A survey of more than 300 college officials found that the majority of US universities intend to fully integrate online education by 2025. It seems, however, that few regularly evaluate the quality of their courses.
Online learning is becoming an increasingly important part of higher education, and institutions are continuing to integrate it into their programs as its importance grows.
Almost two years of widespread online accommodations to meet the demand of the COVID-19 pandemic have changed the higher education landscape. A majority of chief online officers (COOs) surveyed believe that online learning will continue to grow over the next couple of years, but at a slower pace than in recent years.
In the report by Quality Matters and Encoura's Eduventures, a higher education market research firm, more than 90 percent COOs expect traditional-age undergraduates on their campuses to take hybrid courses by 2025. In comparison, just before the pandemic, only 20 percent of these undergraduates were taking hybrid classes.

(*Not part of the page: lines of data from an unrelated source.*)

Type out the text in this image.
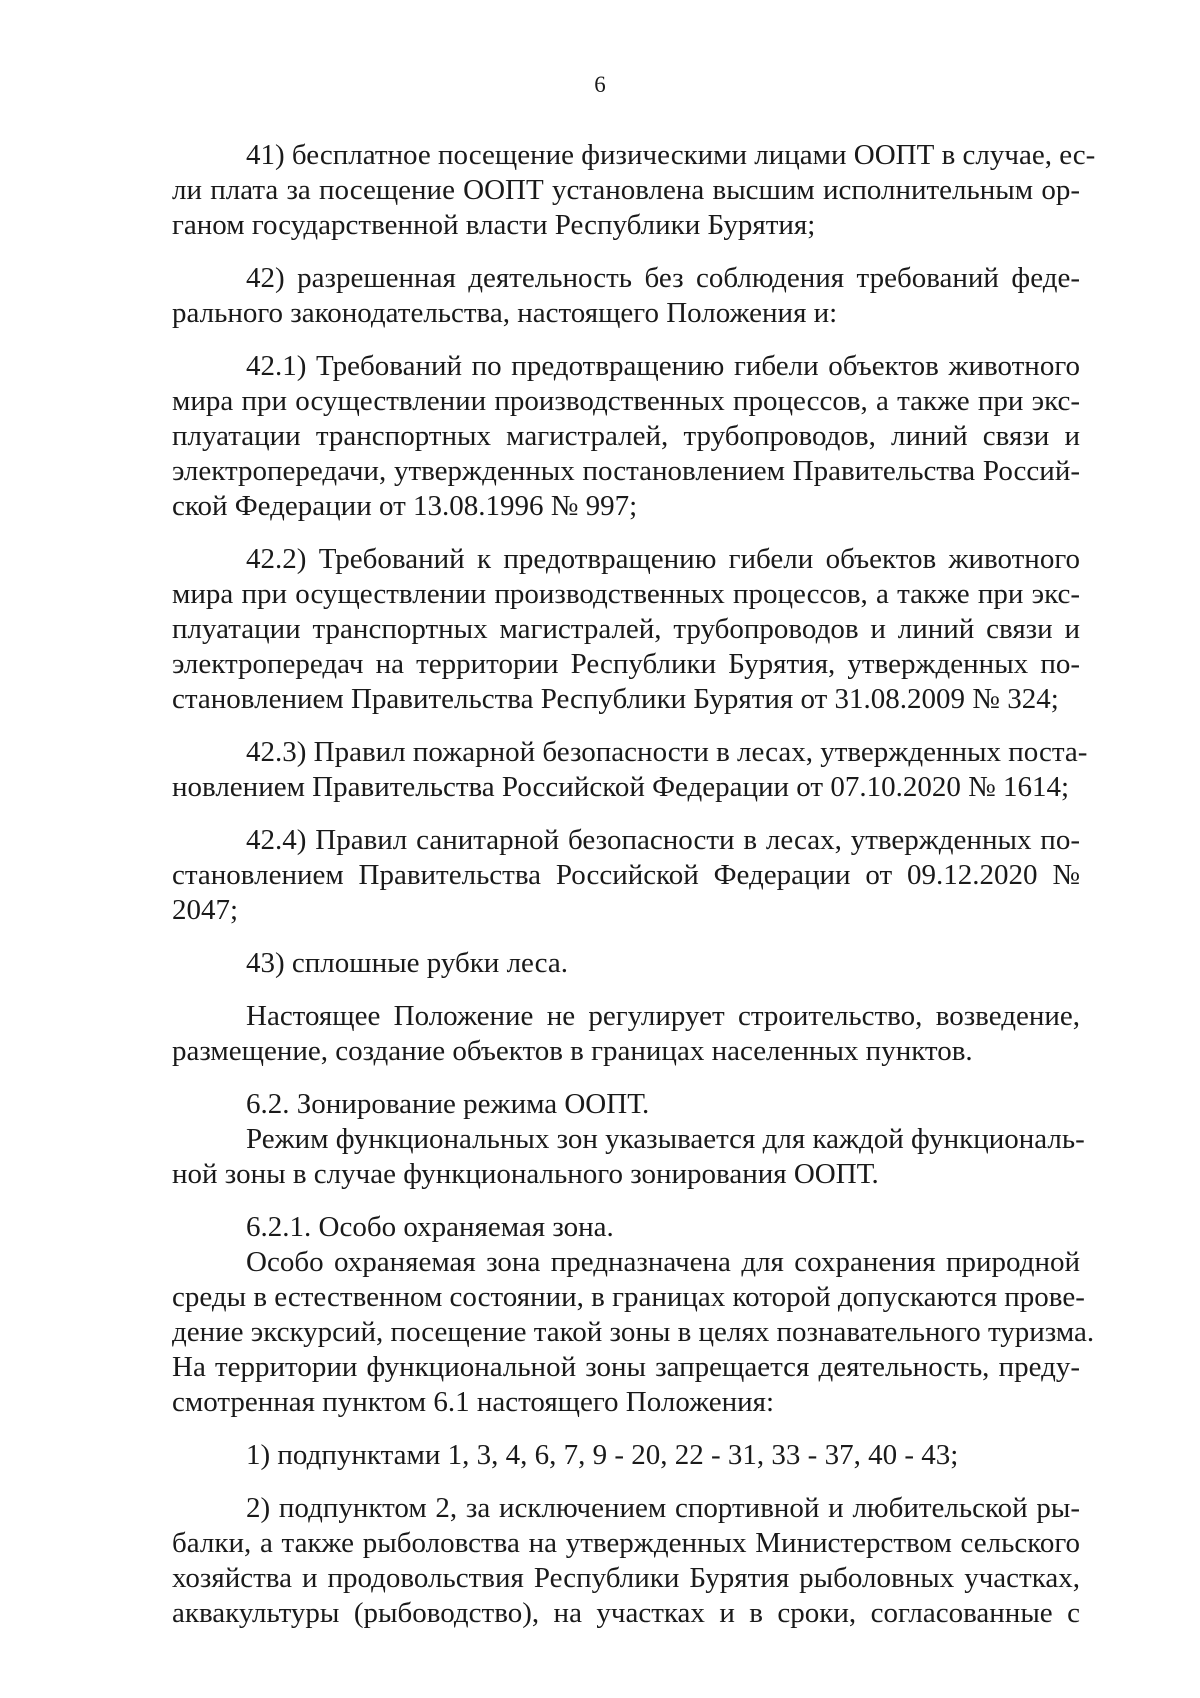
6
41) бесплатное посещение физическими лицами ООПТ в случае, ес-
ли плата за посещение ООПТ установлена высшим исполнительным ор-
ганом государственной власти Республики Бурятия;
42) разрешенная деятельность без соблюдения требований феде-
рального законодательства, настоящего Положения и:
42.1) Требований по предотвращению гибели объектов животного
мира при осуществлении производственных процессов, а также при экс-
плуатации транспортных магистралей, трубопроводов, линий связи и
электропередачи, утвержденных постановлением Правительства Россий-
ской Федерации от 13.08.1996 № 997;
42.2) Требований к предотвращению гибели объектов животного
мира при осуществлении производственных процессов, а также при экс-
плуатации транспортных магистралей, трубопроводов и линий связи и
электропередач на территории Республики Бурятия, утвержденных по-
становлением Правительства Республики Бурятия от 31.08.2009 № 324;
42.3) Правил пожарной безопасности в лесах, утвержденных поста-
новлением Правительства Российской Федерации от 07.10.2020 № 1614;
42.4) Правил санитарной безопасности в лесах, утвержденных по-
становлением Правительства Российской Федерации от 09.12.2020 №
2047;
43) сплошные рубки леса.
Настоящее Положение не регулирует строительство, возведение,
размещение, создание объектов в границах населенных пунктов.
6.2. Зонирование режима ООПТ.
Режим функциональных зон указывается для каждой функциональ-
ной зоны в случае функционального зонирования ООПТ.
6.2.1. Особо охраняемая зона.
Особо охраняемая зона предназначена для сохранения природной
среды в естественном состоянии, в границах которой допускаются прове-
дение экскурсий, посещение такой зоны в целях познавательного туризма.
На территории функциональной зоны запрещается деятельность, преду-
смотренная пунктом 6.1 настоящего Положения:
1) подпунктами 1, 3, 4, 6, 7, 9 - 20, 22 - 31, 33 - 37, 40 - 43;
2) подпунктом 2, за исключением спортивной и любительской ры-
балки, а также рыболовства на утвержденных Министерством сельского
хозяйства и продовольствия Республики Бурятия рыболовных участках,
аквакультуры (рыбоводство), на участках и в сроки, согласованные с
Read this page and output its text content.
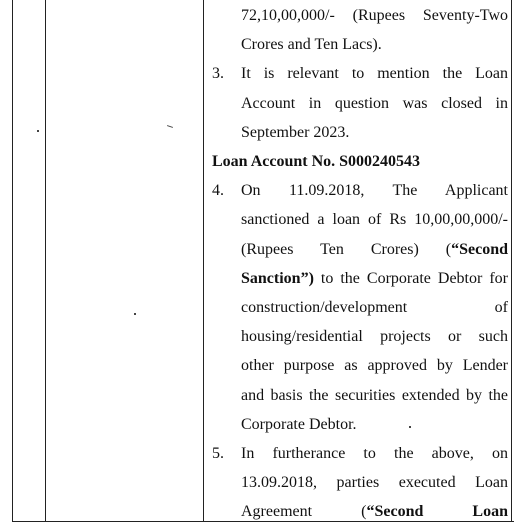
72,10,00,000/- (Rupees Seventy-Two
Crores and Ten Lacs).
3.	It is relevant to mention the Loan
Account in question was closed in
September 2023.
Loan Account No. S000240543
4.	On 11.09.2018, The Applicant
sanctioned a loan of Rs 10,00,00,000/-
(Rupees Ten Crores) (“Second
Sanction”) to the Corporate Debtor for
construction/development of
housing/residential projects or such
other purpose as approved by Lender
and basis the securities extended by the
Corporate Debtor.
5.	In furtherance to the above, on
13.09.2018, parties executed Loan
Agreement (“Second Loan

To guide this rapid transition towards online education, 96 percent of college officials said they had adopted "quality assurance" standards. These standards provide faculty members with tools to make online learning intuitive, accessible, and engaging for their students. For instance, instructors may be expected to provide timely, regular feedback on assignments, align activities with a course's learning objectives, and post transcripts of all video lectures.
Despite many institutions adopting quality assurance standards for online courses and programs, evaluating compliance with those standards remains a challenge. Furthermore, despite the large number of studies that investigate what constitutes quality teaching and learning, the concept of "quality" is not universally defined. The authors of the report acknowledge that colleges' quality standards vary considerably in terms of scope and enforcement.
Only 34 percent of respondents indicated that their standards included analyzing student-learning outcomes, such as postgraduate job placements and salaries.
The report's co-director, Richard Garrett, chief research officer at Edeventures, is not surprised, since universities are just starting to collect this kind of data, “never mind having standards around it.” Nevertheless, it will be helpful for colleges and faculty to show results when promoting their courses in a saturated, competitive market.
“If a school is ultimately saying you should enroll in this program because it leads to an outcome, but they don’t really have a handle on that [outcome] … That’s a weakness,” Richard shared.
There were also noticeable differences in opinions among college officials about the need to evaluate online courses. In spite of the large majority having quality standards, only 42 percent reported that they regularly use them when evaluating new or highly revised online courses.
According to the report, colleges risk obscuring academic standards in their online courses and programs without evaluations, and missing out on the chance to use their resources on data-driven remediation and support. “Without evaluating whether adopted quality standards are met,” the report states, “there is no true quality-assurance plan in place.”